Em momento de intransigência, seria aventura novo processo constituinte
Reza a lenda que o Barão de Rothschild dava o seguinte conselho aos investidores: quando houver sangue nas ruas, compre tudo. Como o oportunismo aflora em tempo de crise, para aqueles que não querem ver sangue nas ruas talvez o melhor conselho seja abraçar a Constituição.
Embora estejamos todos angustiados para encontrar um caminho rápido para sair da crise em que nossas elites políticas e econômicas nos meteram, convocar uma assembleia constituinte não me parece o mais prudente. E isso por diversos motivos.

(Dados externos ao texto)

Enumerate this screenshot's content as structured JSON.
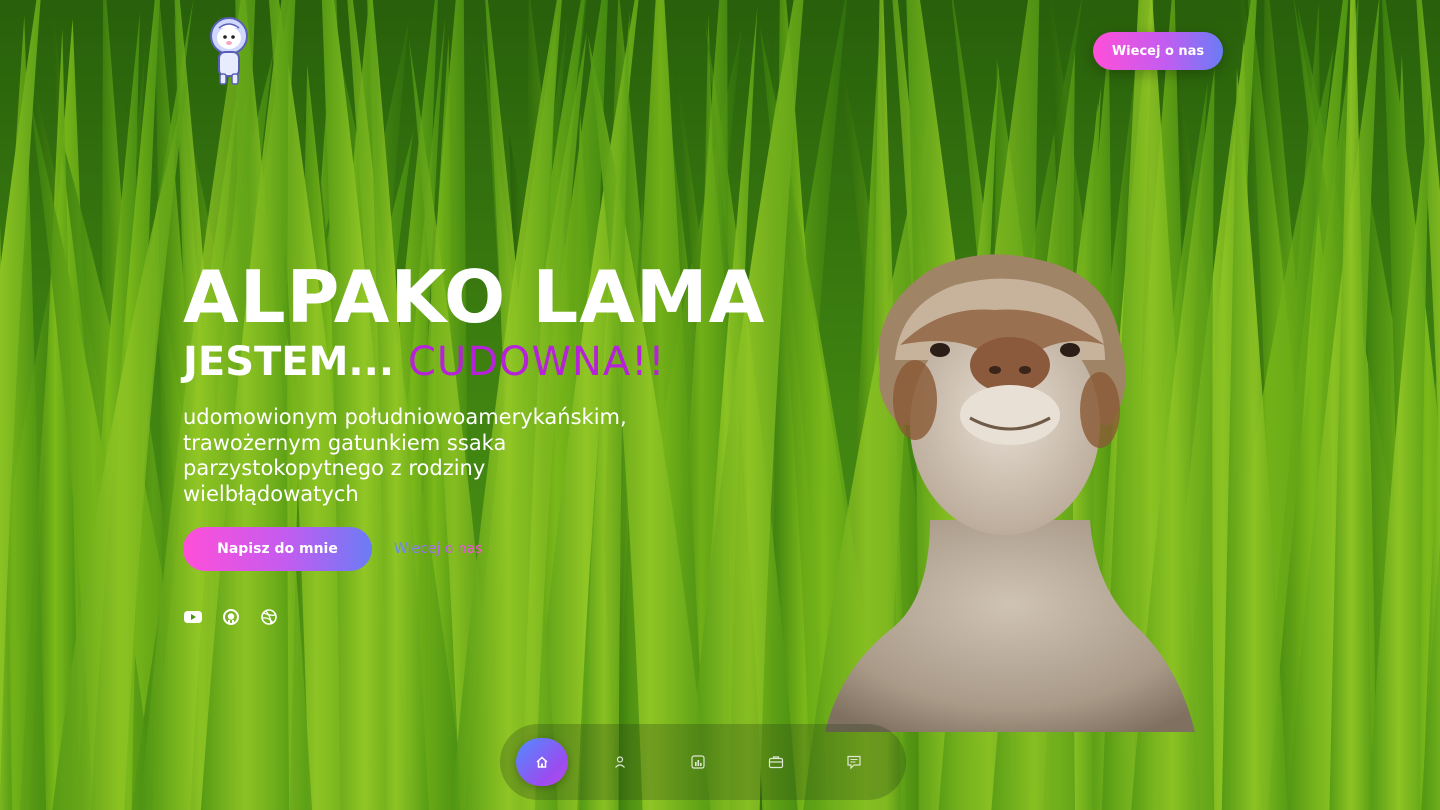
{
  "header": {
    "cta_label": "Wiecej o nas",
    "logo_icon": "alpaca-astronaut-logo"
  },
  "hero": {
    "title": "ALPAKO LAMA",
    "subtitle_prefix": "JESTEM...",
    "subtitle_accent": "CUDOWNA!!",
    "description": "udomowionym południowoamerykańskim, trawożernym gatunkiem ssaka parzystokopytnego z rodziny wielbłądowatych",
    "primary_button": "Napisz do mnie",
    "secondary_link": "Wiecej o nas"
  },
  "socials": [
    "youtube-icon",
    "github-icon",
    "dribbble-icon"
  ],
  "bottom_nav": {
    "items": [
      "home-icon",
      "user-icon",
      "stats-icon",
      "briefcase-icon",
      "message-icon"
    ],
    "active": "home-icon"
  },
  "colors": {
    "accent_pink": "#ff4fd8",
    "accent_purple": "#b522d8",
    "accent_blue": "#5f8cff",
    "text": "#ffffff",
    "grass_dark": "#2f6a0c",
    "grass_light": "#8fd21f"
  }
}
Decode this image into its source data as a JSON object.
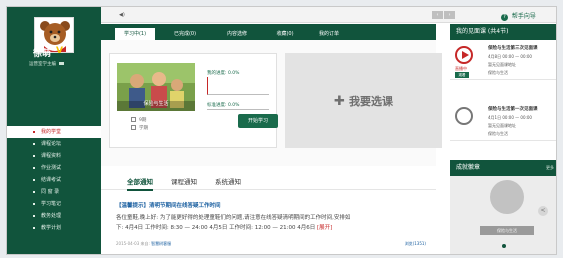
{
  "user": {
    "name": "徐萌",
    "level": "V",
    "role": "运营室学主编"
  },
  "sidebar": {
    "items": [
      {
        "label": "我的学堂",
        "active": true
      },
      {
        "label": "课程论坛",
        "active": false
      },
      {
        "label": "课程资料",
        "active": false
      },
      {
        "label": "作业测试",
        "active": false
      },
      {
        "label": "结课考试",
        "active": false
      },
      {
        "label": "同 窗 录",
        "active": false
      },
      {
        "label": "学习笔记",
        "active": false
      },
      {
        "label": "教务处理",
        "active": false
      },
      {
        "label": "教学计划",
        "active": false
      }
    ]
  },
  "topbar": {
    "prev": "‹",
    "next": "›",
    "help": "帮手向导"
  },
  "tabs": [
    {
      "label": "学习中(1)",
      "active": true
    },
    {
      "label": "已完成(0)",
      "active": false
    },
    {
      "label": "内容选修",
      "active": false
    },
    {
      "label": "收藏(0)",
      "active": false
    },
    {
      "label": "我的订单",
      "active": false
    }
  ],
  "course": {
    "thumb_label": "保险与生活",
    "progress_label": "我的进度: 0.0%",
    "standard_label": "标准进度: 0.0%",
    "meta_1": "9期",
    "meta_2": "学期",
    "start_button": "开始学习",
    "select_button": "我要选课",
    "progress": 0.0,
    "standard_progress": 0.0
  },
  "notices": {
    "tabs": [
      {
        "label": "全部通知",
        "active": true
      },
      {
        "label": "课程通知",
        "active": false
      },
      {
        "label": "系统通知",
        "active": false
      }
    ],
    "title": "【温馨提示】清明节期间在线答疑工作时间",
    "line1": "各位童鞋,晚上好:      为了能更好得的处理童鞋们的问题,请注意在线答疑清明期间的工作时间,安排如",
    "line2_prefix": "下:   4月4日 工作时间: 8:30 — 24:00      4月5日 工作时间: 12:00 — 21:00     4月6日",
    "line2_expand": "[展开]",
    "date": "2015-04-03  来自:",
    "author": "智慧树客服",
    "count": "浏览(1351)"
  },
  "right_panel": {
    "live_header": "我的见面课 (共4节)",
    "live_items": [
      {
        "title": "保险与生活第三次见面课",
        "time": "4月8日 00:00 — 00:00",
        "line2": "暂无见面课地址",
        "line3": "保险与生活",
        "state": "直播中",
        "button": "观看"
      },
      {
        "title": "保险与生活第一次见面课",
        "time": "4月1日 00:00 — 00:00",
        "line2": "暂无见面课地址",
        "line3": "保险与生活",
        "state": "",
        "button": ""
      }
    ],
    "achievement_header": "成就徽章",
    "achievement_more": "更多",
    "badge_label": "保险与生活"
  }
}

Em primeiro lugar porque nossa crise não é do regime, como aconteceu no final do período militar, mas de lideranças. E sem lideranças políticas capazes de negociar um novo projeto de país e arquitetar as instituições responsáveis por levá-lo a cabo, dificilmente conseguiremos elaborar uma Constituição melhor do que a que hoje temos.
Com a desmoralização de nossa classe política e seus partidos, uma eventual eleição para uma assembleia constituinte seria muito provavelmente dominada por lideranças religiosas, celebridades, populistas ou mesmo pelo crime organizado. A escassez de recursos e de autoridade política favoreceria tanto aqueles que contam com fontes difusas de financiamento de campanhas como as igrejas e o crime organizado, quanto aqueles que já são conhecidos da população pelas suas ideias simplistas ou seu status mediático.
O resultado provavelmente seria uma Constituição moralmente conservadora, politicamente excludente e economicamente indulgente. Num momento de forte intransigência, em que os diversos segmentos da sociedade negam aos demais igual respeito e consideração, seria uma aventura abrir um novo processo constituinte.
Embora nossa Constituição não seja um primor, ela tem inúmeras virtudes, entre elas uma enorme capacidade de adaptação. Nesses quase trinta anos fomos capazes de aprender muito em matéria constitucional. Maiorias consistentes promoveram mais de 90 alterações no texto, reformulando por completo nosso sistema econômico, reformando a administração e mesmo a previdência, tudo dentro de um clima de plena normalidade democrática e sob o constante escrutínio do Supremo.
Se hoje podemos livremente nos mobilizar contra o governo; se a Justiça pode levar a cabo, com autonomia, processos inimagináveis no passado; se a imprensa pode investigar e promover um livre debate de ideais; é porque a Constituição contribuiu para a consolidação de ambiente democrático, que não podemos colocar em risco.
Não será simples superar nossa crise política. Será preciso arte e fortuna. O primeiro passo é insistir nas reformas incrementais voltadas a racionalizar nosso sistema representativo. Já aprovamos a Lei da Ficha Limpa e eliminamos as doações empresariais. Resta agora proibir as coligações e criar uma cláusula de barreira, reduzindo os incentivos para a proliferação de partidos parasitas. Os novos e bem-intencionados partidos precisam criar convergências e abandonar o sectarismo militante se quiserem fazer parte da política. Por fim, há que se lutar contra o voto em lista fechada, que estabelece um biombo entre o eleito e o cidadão, retirando desse a soberania do voto. Não podemos nos deixar seduzir pela tentação de trocar velhos vícios por novos erros.
A hora é de lutar pela democracia nos marcos da Constituição.